What's happening, who's hiring and how much are they paying in the world of inter-dealer broking?
What's the temperature?
Hotter than a barbeque in the Sahara. The headline-hogging inter-dealer brokers (IDBs) have been smugly claiming that the current market volatility makes them a sanctuary from sub-prime. ICAP, the world's biggest IDB, has seen a 'sharp increase' in activity in the last three months (according to the Financial Times), while the industry's number two, Tullett Prebon, has been making allusions to 'ideal' conditions and 'record' performances.
While bankers are confronted with a distinctly bleaker future, inter-dealer brokers are sitting pretty. Damien Lee, managing director of brokerage-focused recruitment firm Search Partners, says: "Brokers are just like lawyers, win or lose they take their fees."
It helps that trading volumes are rising amidst market volatility.

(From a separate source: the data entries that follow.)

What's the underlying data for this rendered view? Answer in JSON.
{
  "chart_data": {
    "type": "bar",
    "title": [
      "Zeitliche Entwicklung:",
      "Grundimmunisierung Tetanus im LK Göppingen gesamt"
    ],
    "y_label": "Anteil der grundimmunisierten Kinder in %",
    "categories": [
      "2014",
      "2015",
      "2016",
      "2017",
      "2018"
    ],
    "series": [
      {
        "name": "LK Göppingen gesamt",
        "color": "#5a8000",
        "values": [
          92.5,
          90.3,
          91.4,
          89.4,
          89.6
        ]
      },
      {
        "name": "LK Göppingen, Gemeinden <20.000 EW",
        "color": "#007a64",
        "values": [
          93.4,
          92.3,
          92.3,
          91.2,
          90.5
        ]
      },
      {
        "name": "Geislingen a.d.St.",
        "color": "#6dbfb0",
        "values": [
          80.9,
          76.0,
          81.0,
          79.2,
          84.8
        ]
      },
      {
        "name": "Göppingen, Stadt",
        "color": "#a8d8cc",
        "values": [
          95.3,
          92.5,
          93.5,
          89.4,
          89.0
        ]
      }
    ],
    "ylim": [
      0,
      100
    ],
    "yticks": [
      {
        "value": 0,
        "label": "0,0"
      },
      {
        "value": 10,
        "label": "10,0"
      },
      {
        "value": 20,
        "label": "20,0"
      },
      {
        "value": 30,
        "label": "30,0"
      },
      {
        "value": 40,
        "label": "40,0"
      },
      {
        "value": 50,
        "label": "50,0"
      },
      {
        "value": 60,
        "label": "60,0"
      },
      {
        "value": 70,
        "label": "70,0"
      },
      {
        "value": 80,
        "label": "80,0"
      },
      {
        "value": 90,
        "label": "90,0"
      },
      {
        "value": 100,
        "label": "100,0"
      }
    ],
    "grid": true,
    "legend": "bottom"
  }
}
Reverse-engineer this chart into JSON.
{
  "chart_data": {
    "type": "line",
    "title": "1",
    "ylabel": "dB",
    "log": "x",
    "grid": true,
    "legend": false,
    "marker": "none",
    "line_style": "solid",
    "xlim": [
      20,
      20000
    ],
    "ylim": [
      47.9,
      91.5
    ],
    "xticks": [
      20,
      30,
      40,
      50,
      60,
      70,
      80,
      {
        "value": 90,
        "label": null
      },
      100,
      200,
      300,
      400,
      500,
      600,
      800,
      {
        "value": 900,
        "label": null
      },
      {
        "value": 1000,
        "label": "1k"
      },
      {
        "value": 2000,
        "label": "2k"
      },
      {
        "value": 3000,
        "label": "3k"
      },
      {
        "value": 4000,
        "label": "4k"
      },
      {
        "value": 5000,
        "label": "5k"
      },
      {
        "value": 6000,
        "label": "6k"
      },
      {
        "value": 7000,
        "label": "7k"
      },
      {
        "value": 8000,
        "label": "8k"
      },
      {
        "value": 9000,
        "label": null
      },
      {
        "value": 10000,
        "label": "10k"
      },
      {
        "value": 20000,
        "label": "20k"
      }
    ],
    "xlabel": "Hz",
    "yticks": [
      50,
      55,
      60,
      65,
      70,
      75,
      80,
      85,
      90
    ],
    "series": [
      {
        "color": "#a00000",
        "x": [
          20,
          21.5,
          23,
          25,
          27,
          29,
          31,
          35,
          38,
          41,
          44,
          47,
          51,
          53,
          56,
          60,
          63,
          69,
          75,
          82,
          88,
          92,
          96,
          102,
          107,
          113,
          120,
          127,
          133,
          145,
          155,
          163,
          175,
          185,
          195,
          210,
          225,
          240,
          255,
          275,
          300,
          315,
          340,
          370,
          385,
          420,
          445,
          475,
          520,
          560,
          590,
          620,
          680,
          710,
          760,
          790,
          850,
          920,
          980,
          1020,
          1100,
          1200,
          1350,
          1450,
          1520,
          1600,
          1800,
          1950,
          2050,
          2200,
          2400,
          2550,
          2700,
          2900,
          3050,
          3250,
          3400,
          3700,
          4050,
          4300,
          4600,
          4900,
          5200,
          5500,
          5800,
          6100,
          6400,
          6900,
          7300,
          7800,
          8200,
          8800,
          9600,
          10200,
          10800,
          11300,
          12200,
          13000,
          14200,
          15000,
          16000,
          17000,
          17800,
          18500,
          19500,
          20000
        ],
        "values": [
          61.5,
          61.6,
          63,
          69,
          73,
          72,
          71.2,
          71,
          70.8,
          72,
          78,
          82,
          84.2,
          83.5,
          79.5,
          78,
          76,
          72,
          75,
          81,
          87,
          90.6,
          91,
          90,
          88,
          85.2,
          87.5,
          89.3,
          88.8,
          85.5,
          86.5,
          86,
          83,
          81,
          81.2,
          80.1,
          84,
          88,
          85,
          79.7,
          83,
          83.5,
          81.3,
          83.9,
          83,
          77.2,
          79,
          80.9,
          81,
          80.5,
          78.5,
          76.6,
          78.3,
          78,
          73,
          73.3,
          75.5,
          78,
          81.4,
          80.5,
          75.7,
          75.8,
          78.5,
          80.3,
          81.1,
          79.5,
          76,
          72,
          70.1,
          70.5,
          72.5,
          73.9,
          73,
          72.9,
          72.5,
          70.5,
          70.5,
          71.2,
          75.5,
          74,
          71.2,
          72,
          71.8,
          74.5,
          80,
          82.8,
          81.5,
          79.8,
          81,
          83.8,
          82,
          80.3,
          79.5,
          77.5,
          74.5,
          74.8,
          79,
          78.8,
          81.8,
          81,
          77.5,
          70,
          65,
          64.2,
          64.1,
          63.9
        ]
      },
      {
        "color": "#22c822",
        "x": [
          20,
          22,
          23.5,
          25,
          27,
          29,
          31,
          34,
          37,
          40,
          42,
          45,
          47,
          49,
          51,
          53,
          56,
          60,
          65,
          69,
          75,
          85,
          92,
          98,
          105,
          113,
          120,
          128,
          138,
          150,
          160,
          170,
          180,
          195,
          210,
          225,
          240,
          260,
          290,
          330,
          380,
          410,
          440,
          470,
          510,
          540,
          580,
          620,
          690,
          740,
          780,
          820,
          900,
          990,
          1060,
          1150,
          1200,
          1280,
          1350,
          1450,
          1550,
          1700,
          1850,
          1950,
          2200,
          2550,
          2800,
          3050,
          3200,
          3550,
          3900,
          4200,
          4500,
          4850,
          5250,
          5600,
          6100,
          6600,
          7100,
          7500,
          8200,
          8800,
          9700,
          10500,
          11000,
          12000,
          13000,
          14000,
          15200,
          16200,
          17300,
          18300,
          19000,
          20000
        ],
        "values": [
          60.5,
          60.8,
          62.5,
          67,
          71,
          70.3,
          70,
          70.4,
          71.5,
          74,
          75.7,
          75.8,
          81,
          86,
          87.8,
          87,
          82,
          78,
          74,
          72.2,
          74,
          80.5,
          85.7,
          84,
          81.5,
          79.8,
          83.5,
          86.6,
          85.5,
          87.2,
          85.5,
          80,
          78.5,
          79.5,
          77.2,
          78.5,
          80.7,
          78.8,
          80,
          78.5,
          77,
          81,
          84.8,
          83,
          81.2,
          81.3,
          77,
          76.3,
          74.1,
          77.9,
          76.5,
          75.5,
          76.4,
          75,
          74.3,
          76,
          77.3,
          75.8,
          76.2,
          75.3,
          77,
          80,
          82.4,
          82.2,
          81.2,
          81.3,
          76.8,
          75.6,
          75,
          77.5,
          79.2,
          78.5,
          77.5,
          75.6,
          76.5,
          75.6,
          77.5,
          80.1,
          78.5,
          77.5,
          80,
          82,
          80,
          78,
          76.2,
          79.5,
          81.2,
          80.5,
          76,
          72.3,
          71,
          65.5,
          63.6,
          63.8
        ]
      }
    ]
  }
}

For example daily electronic volumes in both fixed income and foreign exchange reached US$1.3bn on 16 August, an increase of almost US$200bn on the previous record.
The real question should be: Who isn't hiring? IDBs are in expansionary mode, and there aren't enough talented individuals to appease their appetite. It doesn't help that experienced staff are bound by long contracts and brokers have a reputation for litigiousness if contracts are broken.
Lee, whose firm recruits primarily for BGC Partners, says: "BGC would have hired 300 brokers if they had their wish list, but there simply aren't enough qualified individuals out there."
With qualified (aka experienced) types thin on the ground, a growing number of IDBs are training people in-house - ICAP, for example, plans to hire 75 graduates in 2008.
Who are they hiring?
Sophistication is the new buzz word. The industry typically attracted the traditional barrow-boy brokers, but it is now looking to shake off that image. "Essex used to be the catchment area, people who had mates in the industry could get a job," says Lee.
However, well-educated traders who deal with complex instruments expect added value from their brokers. As a result, solid academic qualifications (a 2.1 at degree level) are increasingly mandatory. Ex-military officers and linguists are also popular. "They have life experience, have a degree, have done four years in the Army, often speak languages, don't mind working long hours, and they are great leaders and real team players," says Lee of military types. Linguistically, speakers of French, German and the languages of emerging markets are de rigueur.
How much are they paying?
Seasoned ex-military types can command starting salaries of 50k. Headhunters say the salary spread for more experienced brokers is a broad 80k to 350k. However, bonuses are where the cash starts to roll in. Bigger players pay 35% of the revenues. However, if you want to trade the security of the larger firms for the boutiques, you could take home a mouth-watering 75% of revenues.
On the face of it, the inter-dealer broking horizon looks remarkably radiant.
"Seven years ago, people were worried about electronic trading. There's always something new that could threaten, but the industry looks generally healthy," says Lee.
However, pessimists can be forgiven for squinting at a few clouds on the horizon. Citigroup, for example, points out that banks tend to play IDBs off against one another, forcing down margins as a result. Then there's the little issue of consolidation. Anecdotal evidence suggests banks' traders are increasingly keen on running as few inter-dealer broking platforms as possible. As a result, larger players are going for a land grab - in April 2004 Tullett Prebon had its offer for eSpeed, Cantor Fitzgerald's bond trading network, rejected; Financial News speculates that Tullett will now be forced to merge with US player GFI in order to compete with the bigger beast of ICAP. Consolidation is unlikely to be good news for jobs: the pursuit of cost synergies invariably means redundancies.